Having covered only 200 miles since a full restoration, this particular bird-one of just 422 hardtops built with the four-speed manual-is tight, taut, and much improved over the car that rolled out of Detroit's Lynch Road assembly plant in 1969. Its "440 6-Barrel Package" (code A12), a $462.80 option, netted all manner of go-fast gear, including a special Edelbrock intake manifold, three two-barrel Holley carburetors, heavy-duty brakes, and a matte-black, lift-off fiberglass hood. Among the improvements made by its owner are a quicker steering gear, a larger-diameter exhaust, and stiffer suspension bushings. The car, which originally cost about $3500, is now worth more than $200,000.

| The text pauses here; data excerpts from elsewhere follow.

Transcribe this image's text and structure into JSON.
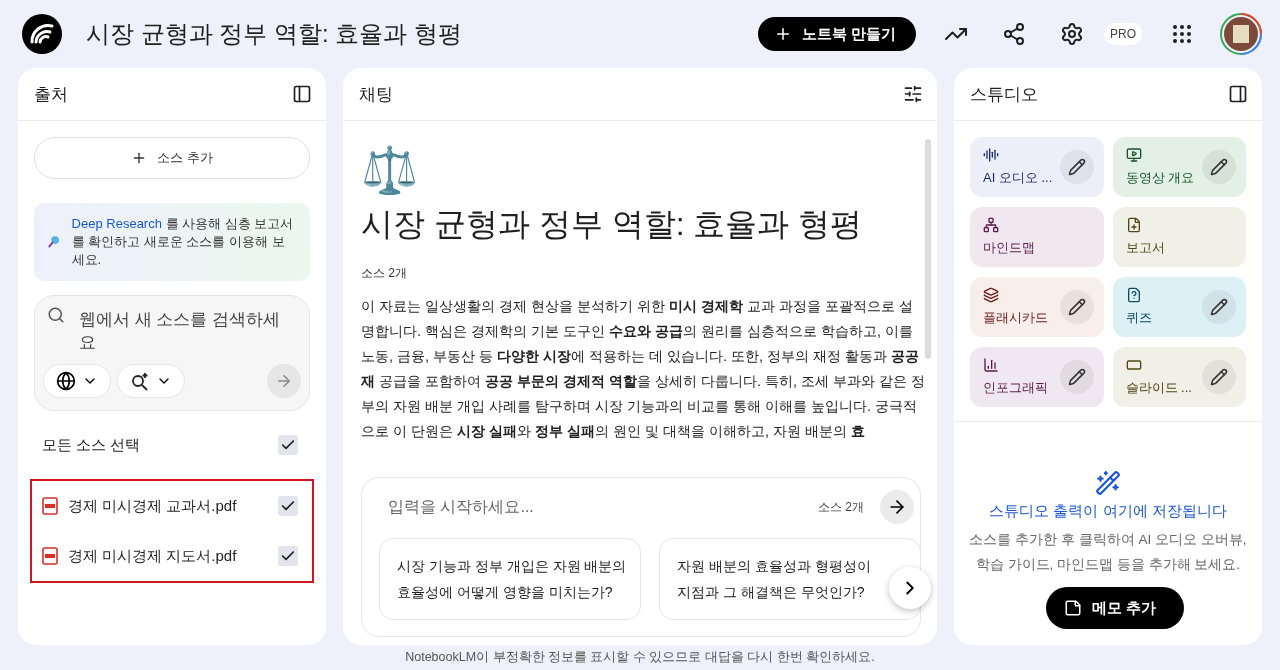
{
  "header": {
    "title": "시장 균형과 정부 역할: 효율과 형평",
    "create_button": "노트북 만들기",
    "badge": "PRO"
  },
  "sources_panel": {
    "title": "출처",
    "add_button": "소스 추가",
    "promo": {
      "link": "Deep Research",
      "text": " 를 사용해 심층 보고서를 확인하고 새로운 소스를 이용해 보세요."
    },
    "search": {
      "placeholder": "웹에서 새 소스를 검색하세요"
    },
    "select_all": {
      "label": "모든 소스 선택",
      "checked": true
    },
    "highlighted": true,
    "sources": [
      {
        "name": "경제 미시경제 교과서.pdf",
        "checked": true
      },
      {
        "name": "경제 미시경제 지도서.pdf",
        "checked": true
      }
    ]
  },
  "chat_panel": {
    "title": "채팅",
    "emoji": "⚖️",
    "notebook_title": "시장 균형과 정부 역할: 효율과 형평",
    "source_count": "소스 2개",
    "summary": "이 자료는 일상생활의 경제 현상을 분석하기 위한 **미시 경제학** 교과 과정을 포괄적으로 설명합니다. 핵심은 경제학의 기본 도구인 **수요와 공급**의 원리를 심층적으로 학습하고, 이를 노동, 금융, 부동산 등 **다양한 시장**에 적용하는 데 있습니다. 또한, 정부의 재정 활동과 **공공재** 공급을 포함하여 **공공 부문의 경제적 역할**을 상세히 다룹니다. 특히, 조세 부과와 같은 정부의 자원 배분 개입 사례를 탐구하며 시장 기능과의 비교를 통해 이해를 높입니다. 궁극적으로 이 단원은 **시장 실패**와 **정부 실패**의 원인 및 대책을 이해하고, 자원 배분의 **효**",
    "input": {
      "placeholder": "입력을 시작하세요...",
      "source_count": "소스 2개"
    },
    "suggestions": [
      {
        "lines": [
          "시장 기능과 정부 개입은 자원 배분의",
          "효율성에 어떻게 영향을 미치는가?"
        ]
      },
      {
        "lines": [
          "자원 배분의 효율성과 형평성이",
          "지점과 그 해결책은 무엇인가?"
        ]
      }
    ]
  },
  "studio_panel": {
    "title": "스튜디오",
    "tiles": [
      {
        "kind": "audio",
        "label": "AI 오디오 ...",
        "color": "#eceef9",
        "editable": true
      },
      {
        "kind": "video",
        "label": "동영상 개요",
        "color": "#e3f0e5",
        "editable": true
      },
      {
        "kind": "mindmap",
        "label": "마인드맵",
        "color": "#f1e8ef",
        "editable": false
      },
      {
        "kind": "report",
        "label": "보고서",
        "color": "#f1f0e6",
        "editable": false
      },
      {
        "kind": "flashcards",
        "label": "플래시카드",
        "color": "#f8eeea",
        "editable": true
      },
      {
        "kind": "quiz",
        "label": "퀴즈",
        "color": "#ddf0f6",
        "editable": true
      },
      {
        "kind": "infographic",
        "label": "인포그래픽",
        "color": "#f0e8f0",
        "editable": true
      },
      {
        "kind": "slides",
        "label": "슬라이드 ...",
        "color": "#f1f0e6",
        "editable": true
      }
    ],
    "empty_title": "스튜디오 출력이 여기에 저장됩니다",
    "empty_text": "소스를 추가한 후 클릭하여 AI 오디오 오버뷰, 학습 가이드, 마인드맵 등을 추가해 보세요.",
    "memo_button": "메모 추가"
  },
  "footer": "NotebookLM이 부정확한 정보를 표시할 수 있으므로 대답을 다시 한번 확인하세요."
}
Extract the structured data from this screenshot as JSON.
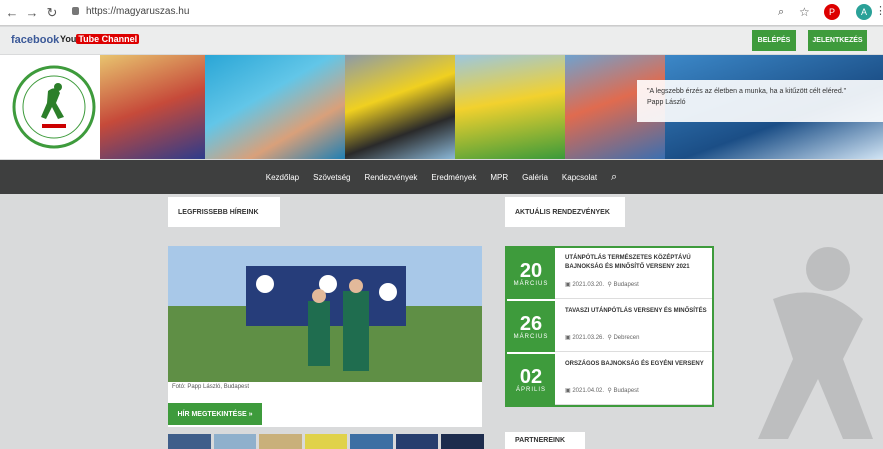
{
  "browser": {
    "url": "https://magyaruszas.hu"
  },
  "topbar": {
    "facebook": "facebook",
    "youtube_a": "You",
    "youtube_b": "Tube Channel",
    "btn1": "BELÉPÉS",
    "btn2": "JELENTKEZÉS"
  },
  "hero": {
    "quote": "\"A legszebb érzés az életben a munka, ha a kitűzött célt eléred.\"",
    "quote_author": "Papp László"
  },
  "nav": {
    "items": [
      "Kezdőlap",
      "Szövetség",
      "Rendezvények",
      "Eredmények",
      "MPR",
      "Galéria",
      "Kapcsolat"
    ]
  },
  "sections": {
    "news_title": "LEGFRISSEBB HÍREINK",
    "events_title": "AKTUÁLIS RENDEZVÉNYEK",
    "sponsors_title": "PARTNEREINK"
  },
  "news": {
    "caption": "Fotó: Papp László, Budapest",
    "more": "HÍR MEGTEKINTÉSE »"
  },
  "events": [
    {
      "day": "20",
      "month": "MÁRCIUS",
      "title": "UTÁNPÓTLÁS TERMÉSZETES KÖZÉPTÁVÚ BAJNOKSÁG ÉS MINŐSÍTŐ VERSENY 2021",
      "time": "2021.03.20.",
      "place": "Budapest"
    },
    {
      "day": "26",
      "month": "MÁRCIUS",
      "title": "TAVASZI UTÁNPÓTLÁS VERSENY ÉS MINŐSÍTÉS",
      "time": "2021.03.26.",
      "place": "Debrecen"
    },
    {
      "day": "02",
      "month": "ÁPRILIS",
      "title": "ORSZÁGOS BAJNOKSÁG ÉS EGYÉNI VERSENY",
      "time": "2021.04.02.",
      "place": "Budapest"
    }
  ],
  "colors": {
    "green": "#3e9b3c",
    "nav": "#3e3f3f"
  }
}
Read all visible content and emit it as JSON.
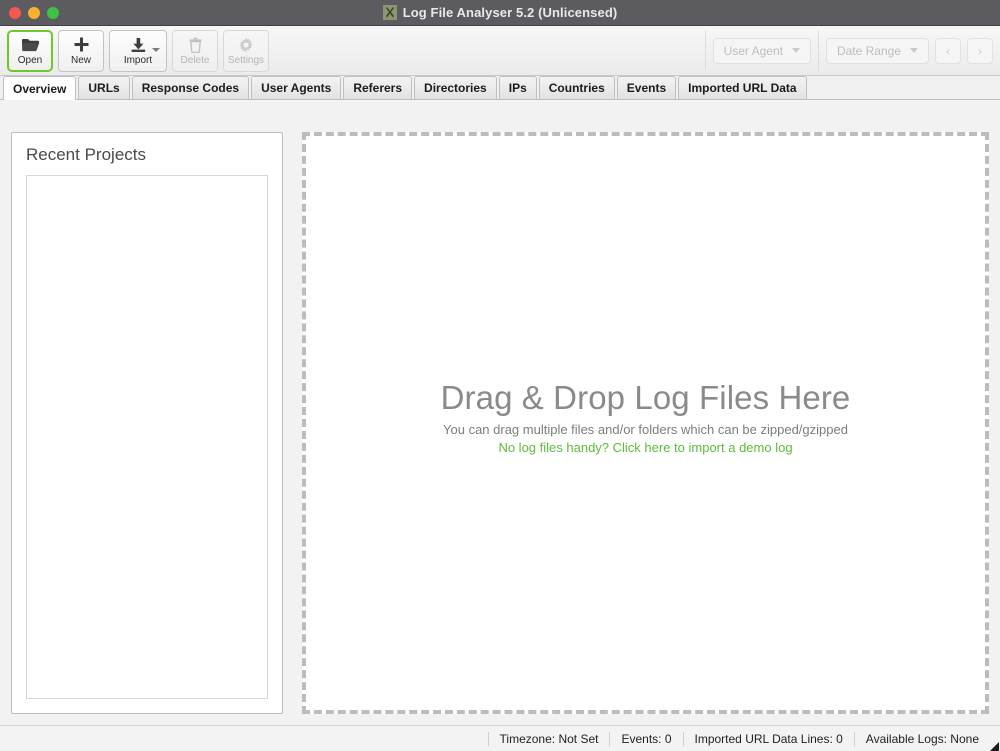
{
  "titlebar": {
    "app_title": "Log File Analyser 5.2 (Unlicensed)",
    "app_icon": "log-file-analyser-icon",
    "buttons": [
      {
        "name": "close",
        "color": "#f4584f"
      },
      {
        "name": "minimize",
        "color": "#f9b12f"
      },
      {
        "name": "maximize",
        "color": "#3ec145"
      }
    ]
  },
  "toolbar": {
    "buttons": [
      {
        "label": "Open",
        "icon": "folder-open-icon",
        "disabled": false,
        "focused": true,
        "has_dropdown": false
      },
      {
        "label": "New",
        "icon": "plus-icon",
        "disabled": false,
        "focused": false,
        "has_dropdown": false
      },
      {
        "label": "Import",
        "icon": "download-icon",
        "disabled": false,
        "focused": false,
        "has_dropdown": true
      },
      {
        "label": "Delete",
        "icon": "trash-icon",
        "disabled": true,
        "focused": false,
        "has_dropdown": false
      },
      {
        "label": "Settings",
        "icon": "gear-icon",
        "disabled": true,
        "focused": false,
        "has_dropdown": false
      }
    ],
    "user_agent_filter": "User Agent",
    "date_range_filter": "Date Range",
    "prev_arrow": "‹",
    "next_arrow": "›",
    "focus_color": "#6fc72b"
  },
  "tabs": [
    {
      "label": "Overview",
      "active": true
    },
    {
      "label": "URLs",
      "active": false
    },
    {
      "label": "Response Codes",
      "active": false
    },
    {
      "label": "User Agents",
      "active": false
    },
    {
      "label": "Referers",
      "active": false
    },
    {
      "label": "Directories",
      "active": false
    },
    {
      "label": "IPs",
      "active": false
    },
    {
      "label": "Countries",
      "active": false
    },
    {
      "label": "Events",
      "active": false
    },
    {
      "label": "Imported URL Data",
      "active": false
    }
  ],
  "recent_projects": {
    "title": "Recent Projects",
    "items": []
  },
  "dropzone": {
    "title": "Drag & Drop Log Files Here",
    "subtitle": "You can drag multiple files and/or folders which can be zipped/gzipped",
    "link": "No log files handy? Click here to import a demo log",
    "link_color": "#5cbd3a"
  },
  "statusbar": {
    "items": [
      "Timezone:  Not Set",
      "Events: 0",
      "Imported URL Data Lines: 0",
      "Available Logs: None"
    ],
    "resize_grip": "resize-grip-icon"
  }
}
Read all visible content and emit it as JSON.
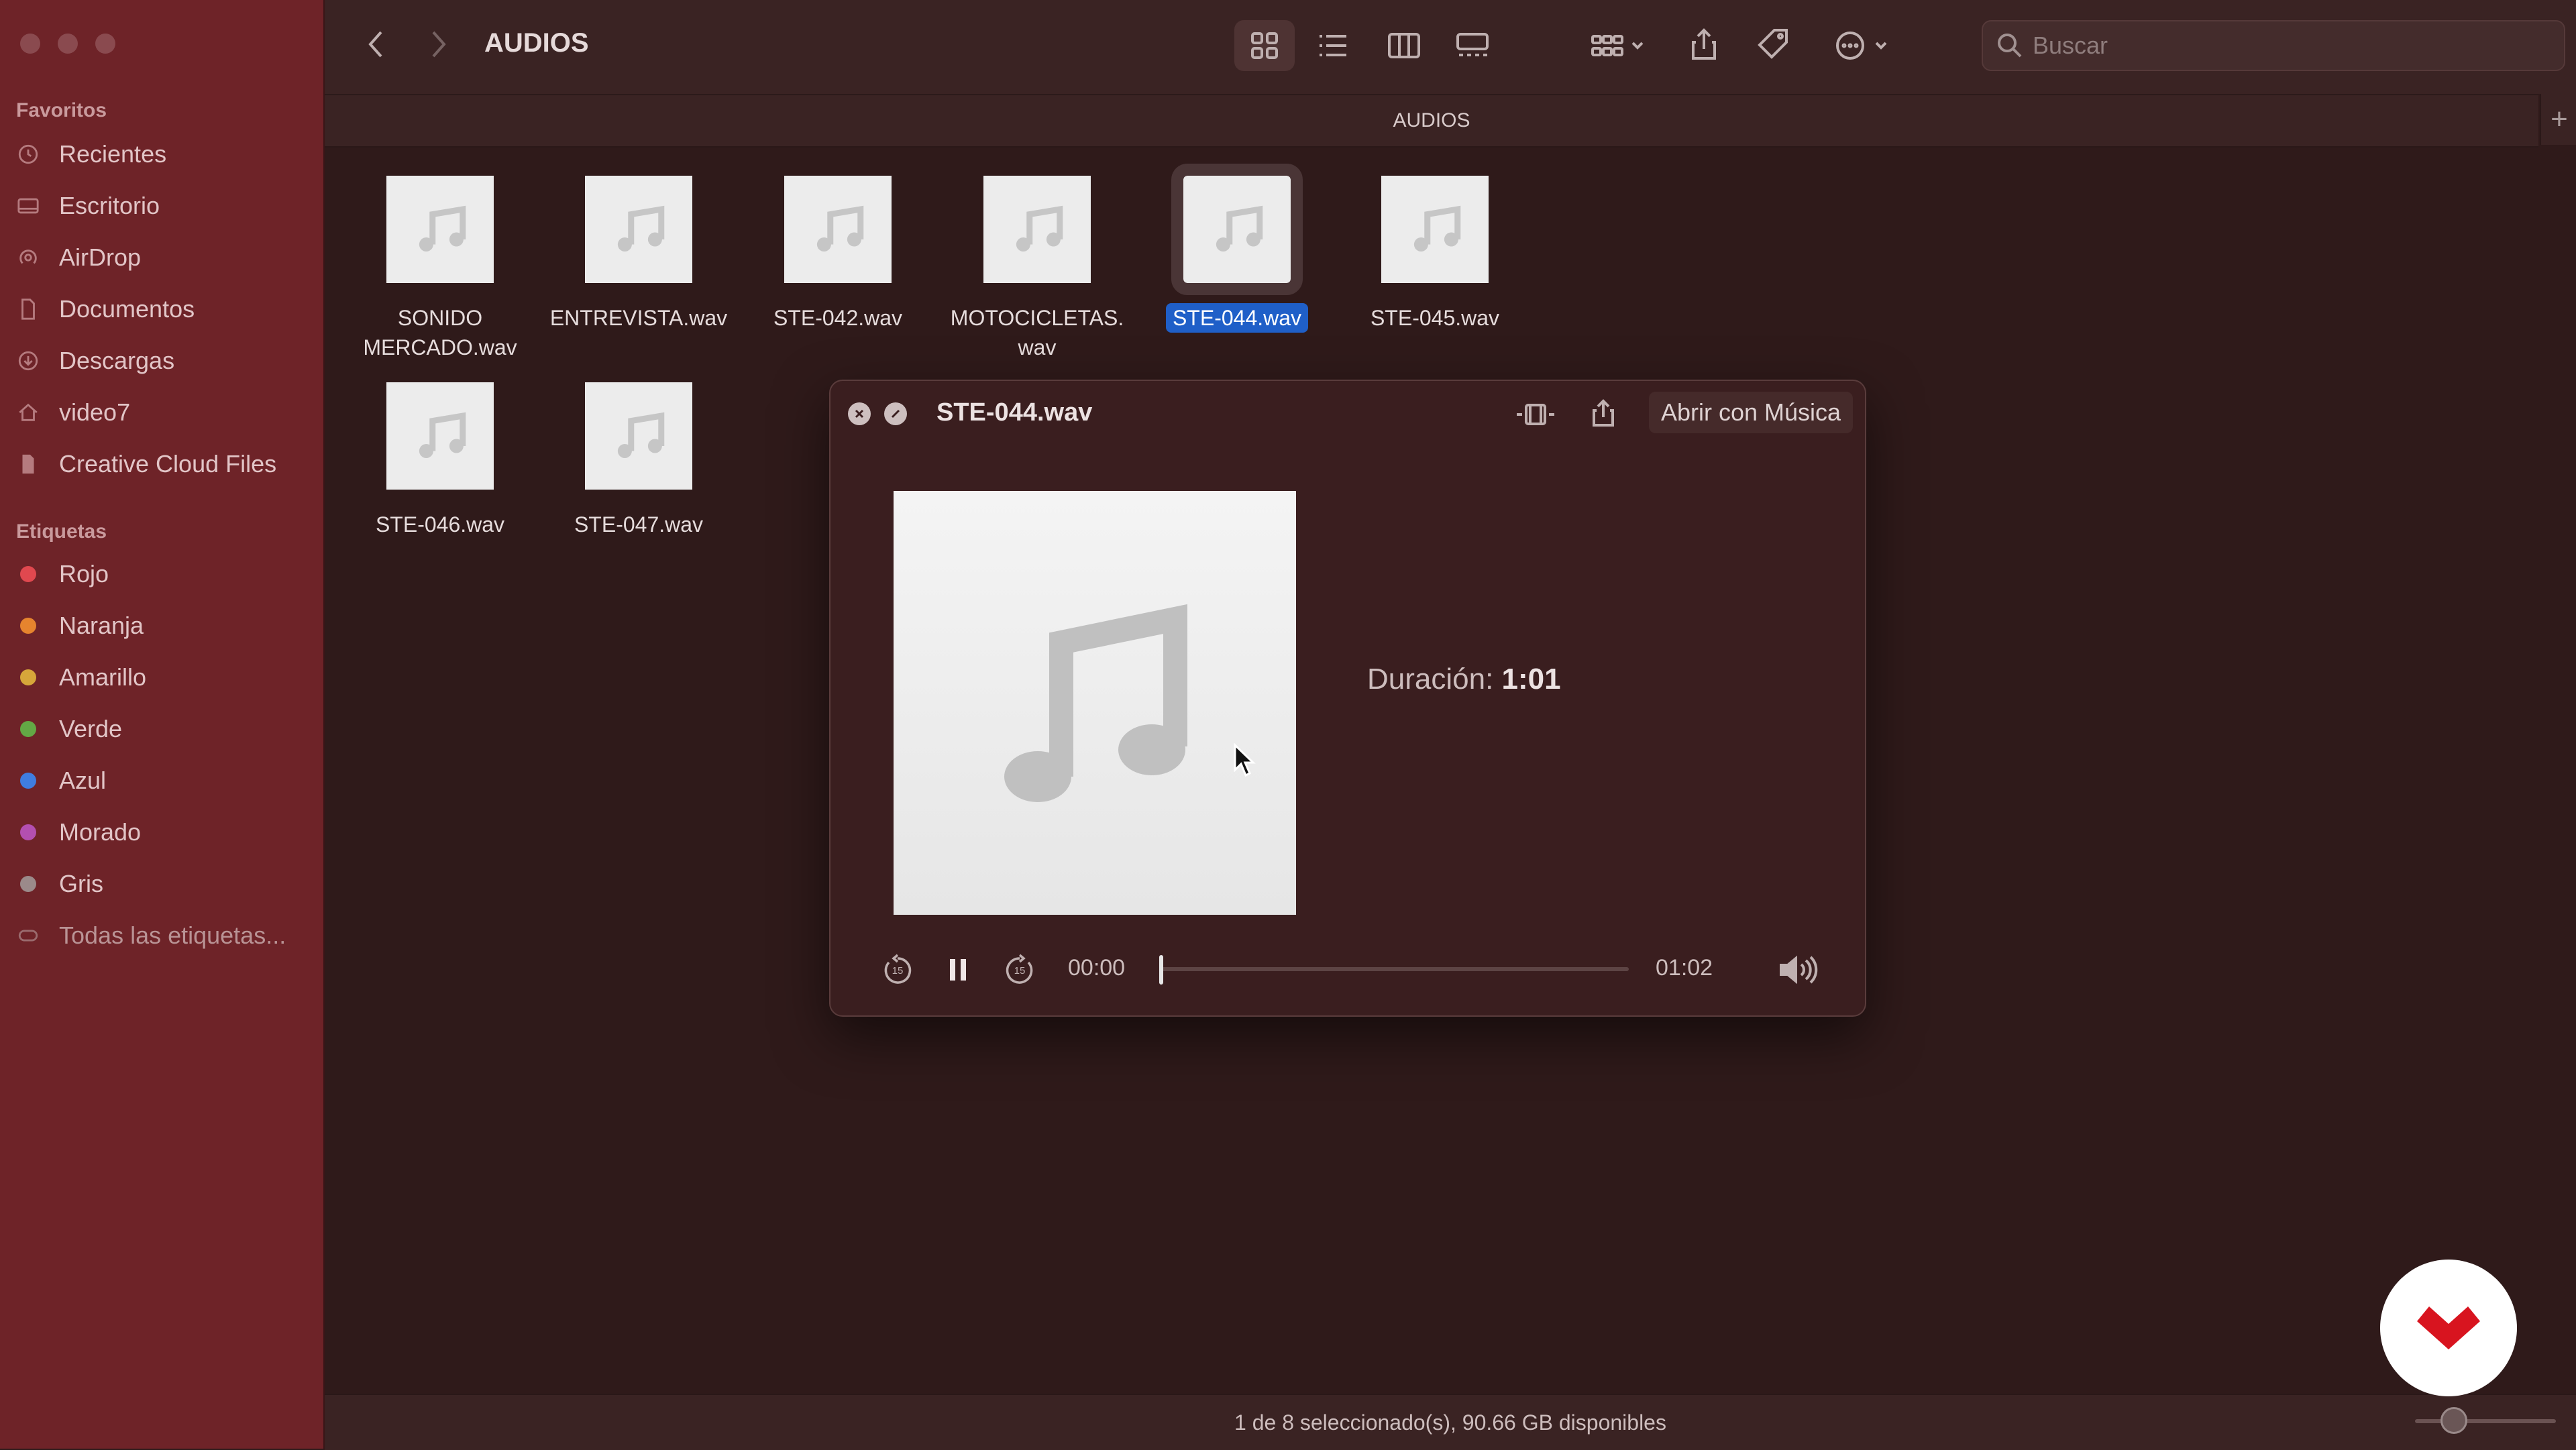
{
  "sidebar": {
    "favorites_title": "Favoritos",
    "favorites": [
      {
        "label": "Recientes",
        "icon": "clock-icon"
      },
      {
        "label": "Escritorio",
        "icon": "desktop-icon"
      },
      {
        "label": "AirDrop",
        "icon": "airdrop-icon"
      },
      {
        "label": "Documentos",
        "icon": "document-icon"
      },
      {
        "label": "Descargas",
        "icon": "download-icon"
      },
      {
        "label": "video7",
        "icon": "home-icon"
      },
      {
        "label": "Creative Cloud Files",
        "icon": "file-icon"
      }
    ],
    "tags_title": "Etiquetas",
    "tags": [
      {
        "label": "Rojo",
        "color": "#e0484f"
      },
      {
        "label": "Naranja",
        "color": "#e6842e"
      },
      {
        "label": "Amarillo",
        "color": "#d6a63a"
      },
      {
        "label": "Verde",
        "color": "#63a845"
      },
      {
        "label": "Azul",
        "color": "#3f7de0"
      },
      {
        "label": "Morado",
        "color": "#b34fb0"
      },
      {
        "label": "Gris",
        "color": "#9b8a8a"
      },
      {
        "label": "Todas las etiquetas...",
        "color": ""
      }
    ]
  },
  "toolbar": {
    "title": "AUDIOS",
    "search_placeholder": "Buscar"
  },
  "pathbar": {
    "title": "AUDIOS"
  },
  "files": [
    {
      "name": "SONIDO MERCADO.wav",
      "selected": false
    },
    {
      "name": "ENTREVISTA.wav",
      "selected": false
    },
    {
      "name": "STE-042.wav",
      "selected": false
    },
    {
      "name": "MOTOCICLETAS. wav",
      "selected": false
    },
    {
      "name": "STE-044.wav",
      "selected": true
    },
    {
      "name": "STE-045.wav",
      "selected": false
    },
    {
      "name": "STE-046.wav",
      "selected": false
    },
    {
      "name": "STE-047.wav",
      "selected": false
    }
  ],
  "quicklook": {
    "title": "STE-044.wav",
    "open_with": "Abrir con Música",
    "duration_label": "Duración:",
    "duration_value": "1:01",
    "time_current": "00:00",
    "time_total": "01:02",
    "progress": 0
  },
  "status": {
    "text": "1 de 8 seleccionado(s), 90.66 GB disponibles"
  },
  "colors": {
    "selection": "#1f5fc8",
    "sidebar": "#6e2328",
    "window": "#2f1a1a"
  }
}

Yowza. If that lofty figure is head-spinning, the car itself is even more so, and my brain can't fully come to grips with the enigma that is the Road Runner. So much about it feels wrong. The front bench seat's springs are so soft that when I sit down, it feels like my rear end is being lowered into four-hundred dollars' worth of pudding. I can't see anything over the massive hood tumor that feeds air to the 390-gross-hp, big-block V-8. The unboosted brakes have about a quarter-inch of travel and two settings: off and full lock. And even with the tighter steering, I don't drive, pilot, or steer so much as I suggest, coerce, and beg the car to turn before the seventeen-foot-long behemoth-this is what passed for mid-size in 1969-careens into oncoming traffic.

But none of this matters. What matters is the blub-blub-BLUB-blub idle, the resolute ka-chunk of the four-speed Hurst shifter-topped, as God intended, with a white, cue-ball knob, not the sissy wood piece that came with the car-and the Sam Kinison-esque RRRWAAAAAAHHHH! unleashed whenever stop turns to go.

So I do what seems natural, what the Road Runner is begging for. I rev it up, dump the clutch, and grab bias-ply rubber in all four gears. Making sense is for losers.